Back to my conversation with the recently returned Hermana.
June 2012: “I was doing well for the months after my mission when I was at Stanford, because Sam and Elder Bhagwat were united in purpose. It was really clear that the next part of my life was to graduate from college. And both parts were united in that.”
“But I really struggled after that, when I was at work [at the management consulting firm Mars & Co]. Suddenly the main important thing was to be able to work with a spreadsheet. To SUMIF or sort or INDEX(MATCH()) correctly. And Sam was good at that, but Elder Bhagwat wasn’t. So Sam became the dominant part of my personality again. Because he was useful. Elder Bhagwat wasn’t really useful – charity and service weren’t terribly helpful in working a spreadsheet.”
I’ll call this new person SMB, since we used our initials to identify ourselves on Mars & Co documents.

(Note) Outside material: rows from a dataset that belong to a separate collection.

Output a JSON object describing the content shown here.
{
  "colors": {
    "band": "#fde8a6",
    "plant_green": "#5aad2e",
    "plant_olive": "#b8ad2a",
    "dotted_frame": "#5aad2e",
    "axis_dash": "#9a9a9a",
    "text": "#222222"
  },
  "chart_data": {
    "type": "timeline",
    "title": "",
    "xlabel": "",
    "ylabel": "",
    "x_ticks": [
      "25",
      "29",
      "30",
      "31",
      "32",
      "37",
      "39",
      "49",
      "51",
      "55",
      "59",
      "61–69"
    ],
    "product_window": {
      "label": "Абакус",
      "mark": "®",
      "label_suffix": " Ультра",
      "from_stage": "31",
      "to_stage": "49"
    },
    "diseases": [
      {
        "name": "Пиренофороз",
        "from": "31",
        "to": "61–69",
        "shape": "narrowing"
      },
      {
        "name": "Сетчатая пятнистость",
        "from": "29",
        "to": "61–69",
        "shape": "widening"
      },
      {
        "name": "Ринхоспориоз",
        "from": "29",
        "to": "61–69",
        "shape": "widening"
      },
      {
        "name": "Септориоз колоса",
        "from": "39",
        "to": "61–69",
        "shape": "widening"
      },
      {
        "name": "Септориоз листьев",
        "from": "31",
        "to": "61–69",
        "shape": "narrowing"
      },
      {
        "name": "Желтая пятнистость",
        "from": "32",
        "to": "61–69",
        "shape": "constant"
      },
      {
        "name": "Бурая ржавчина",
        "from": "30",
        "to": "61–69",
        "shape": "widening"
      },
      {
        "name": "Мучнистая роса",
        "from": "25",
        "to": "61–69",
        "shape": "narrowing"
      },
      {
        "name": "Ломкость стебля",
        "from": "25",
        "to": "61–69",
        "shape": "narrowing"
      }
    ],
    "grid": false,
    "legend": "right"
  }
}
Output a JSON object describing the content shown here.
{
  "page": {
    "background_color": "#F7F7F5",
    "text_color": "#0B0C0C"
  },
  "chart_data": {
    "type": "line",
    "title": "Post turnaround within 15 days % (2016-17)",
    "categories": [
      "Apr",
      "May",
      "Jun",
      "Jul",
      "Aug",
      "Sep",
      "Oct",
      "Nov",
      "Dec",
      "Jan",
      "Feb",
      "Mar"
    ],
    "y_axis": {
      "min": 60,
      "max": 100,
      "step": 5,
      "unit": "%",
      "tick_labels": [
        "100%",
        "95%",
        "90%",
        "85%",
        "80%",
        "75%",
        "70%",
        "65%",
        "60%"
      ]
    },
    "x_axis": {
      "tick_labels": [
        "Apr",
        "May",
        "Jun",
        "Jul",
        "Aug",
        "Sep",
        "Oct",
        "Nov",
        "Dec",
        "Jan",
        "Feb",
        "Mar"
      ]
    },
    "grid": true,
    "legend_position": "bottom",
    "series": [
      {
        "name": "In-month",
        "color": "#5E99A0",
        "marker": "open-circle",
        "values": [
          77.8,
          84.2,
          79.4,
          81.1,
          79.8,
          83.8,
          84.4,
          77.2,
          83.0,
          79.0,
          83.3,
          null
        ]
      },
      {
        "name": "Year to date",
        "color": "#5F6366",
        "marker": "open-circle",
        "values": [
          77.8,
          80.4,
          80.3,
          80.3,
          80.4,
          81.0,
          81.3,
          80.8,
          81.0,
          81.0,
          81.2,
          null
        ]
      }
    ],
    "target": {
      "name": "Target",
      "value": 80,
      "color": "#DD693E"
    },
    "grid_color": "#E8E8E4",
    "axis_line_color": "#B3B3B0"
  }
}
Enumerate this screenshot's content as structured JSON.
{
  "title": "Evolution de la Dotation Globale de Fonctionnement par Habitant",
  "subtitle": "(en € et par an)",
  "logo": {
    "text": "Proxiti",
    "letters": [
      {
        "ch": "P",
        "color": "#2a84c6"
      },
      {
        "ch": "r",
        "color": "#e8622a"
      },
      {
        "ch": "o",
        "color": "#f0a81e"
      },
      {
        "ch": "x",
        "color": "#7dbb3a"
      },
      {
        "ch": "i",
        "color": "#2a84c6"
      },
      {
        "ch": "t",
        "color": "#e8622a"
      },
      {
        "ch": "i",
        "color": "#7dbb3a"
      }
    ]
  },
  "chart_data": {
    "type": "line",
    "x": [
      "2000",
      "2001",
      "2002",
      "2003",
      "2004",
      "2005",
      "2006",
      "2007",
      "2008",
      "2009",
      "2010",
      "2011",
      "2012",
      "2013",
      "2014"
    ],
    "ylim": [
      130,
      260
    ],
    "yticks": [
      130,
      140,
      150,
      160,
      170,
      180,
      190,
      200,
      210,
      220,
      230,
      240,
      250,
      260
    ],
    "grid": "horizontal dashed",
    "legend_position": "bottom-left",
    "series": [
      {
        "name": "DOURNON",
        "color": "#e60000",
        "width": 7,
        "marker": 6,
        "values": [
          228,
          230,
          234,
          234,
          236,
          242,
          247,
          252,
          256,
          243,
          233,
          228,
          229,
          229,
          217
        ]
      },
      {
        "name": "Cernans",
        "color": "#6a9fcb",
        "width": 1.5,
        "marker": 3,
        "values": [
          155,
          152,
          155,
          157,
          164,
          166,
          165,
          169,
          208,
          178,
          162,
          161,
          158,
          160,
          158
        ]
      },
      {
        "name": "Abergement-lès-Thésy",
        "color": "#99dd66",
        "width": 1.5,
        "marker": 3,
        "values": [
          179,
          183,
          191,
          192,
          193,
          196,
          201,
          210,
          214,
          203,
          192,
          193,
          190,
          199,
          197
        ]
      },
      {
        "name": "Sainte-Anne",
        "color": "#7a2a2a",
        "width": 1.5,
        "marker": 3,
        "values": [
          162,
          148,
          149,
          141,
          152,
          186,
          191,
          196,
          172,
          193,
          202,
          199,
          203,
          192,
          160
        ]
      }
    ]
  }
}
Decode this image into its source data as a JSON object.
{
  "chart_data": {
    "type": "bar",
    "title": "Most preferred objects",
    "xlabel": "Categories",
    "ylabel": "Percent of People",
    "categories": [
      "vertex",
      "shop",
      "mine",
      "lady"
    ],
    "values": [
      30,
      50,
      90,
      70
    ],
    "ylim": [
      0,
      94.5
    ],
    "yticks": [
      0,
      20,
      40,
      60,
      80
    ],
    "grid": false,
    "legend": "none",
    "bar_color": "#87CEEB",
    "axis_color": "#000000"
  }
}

SMB had far more of Sam, than he had of Elder Bhagwat.
Even parts of SMB where Elder Bhagwat should have shown up, such as communication and a good relationships with teammates, he didn’t. SMB’s new teammates played a different ballgame than the people Elder Bhagwat was used to. More businesslike, less nice, less caring of efforts, less egalitarian.
August 2011: On weekends and evenings, I would wonder if I should still be Elder Bhagwat – after all, he didn’t seem terribly useful during the week. And being a Sunday Christian didn’t appeal to me.
So was it just time to say “screw it”, ditch Elder Bhagwat, and turn into SMB?
SMB was fairly familiar -- kind of like Sam. But he was less nice, more thrill- and status-seeking, and certainly far less religious.
I thought so at one point. But I changed my mind.
I wish I could say that I was struck down by an angel, or saw a risen Christ on the road to Damascus, or was reborn in one moment.
But it was more of a process. Looking back, I see six main parts.
First, I realized SMB wasn’t very happy. (Though a skeptic would say I simply hadn’t yet learned to fill the shoes).
Second, I remembered a big reason why I had joined the Church and become Elder Bhagwat in the first place. Because I really really really want to have a happy family, and loved the language of eternal family as I heard the words, along with all it entailed. SMB was not helping me get there.
Third, I looked back beyond my recent dearth of spiritual experiences, to remember those I once had.
Fourth, I resolved my internal tensions in Part VI.
Fifth, I made up my mind, then made up a goal and clung to it. A good friend, the sister of my girlfriend in high school, was getting married in the temple in December in Michigan. I made up my mind that I was going to be there, and stay temple worthy in the meantime. When that passed, I found other reasons.
Six, in March, I quit my job, the main generator of SMB, and found a different job where Elder Bhagwat and Sam could again be united. I was lucky in this.
With a little help from my friends.
A letter from my friend, the above Hermana, arrived at a really, really opportune time.
I ignored my roommates’ questions, but a “where have you been?” from a friend in church was more effective.
I got called as the assistant executive secretary, and took the meeting minutes for bishopric meeting. I had a purpose for being in church again.
This entry feels like the end of this series. Or at least the beginning of the end.
I guess I'm not necessarily writing everything in order. I could, and should, probably expand on the six things that happened. I probably will. Some are more tied up than others.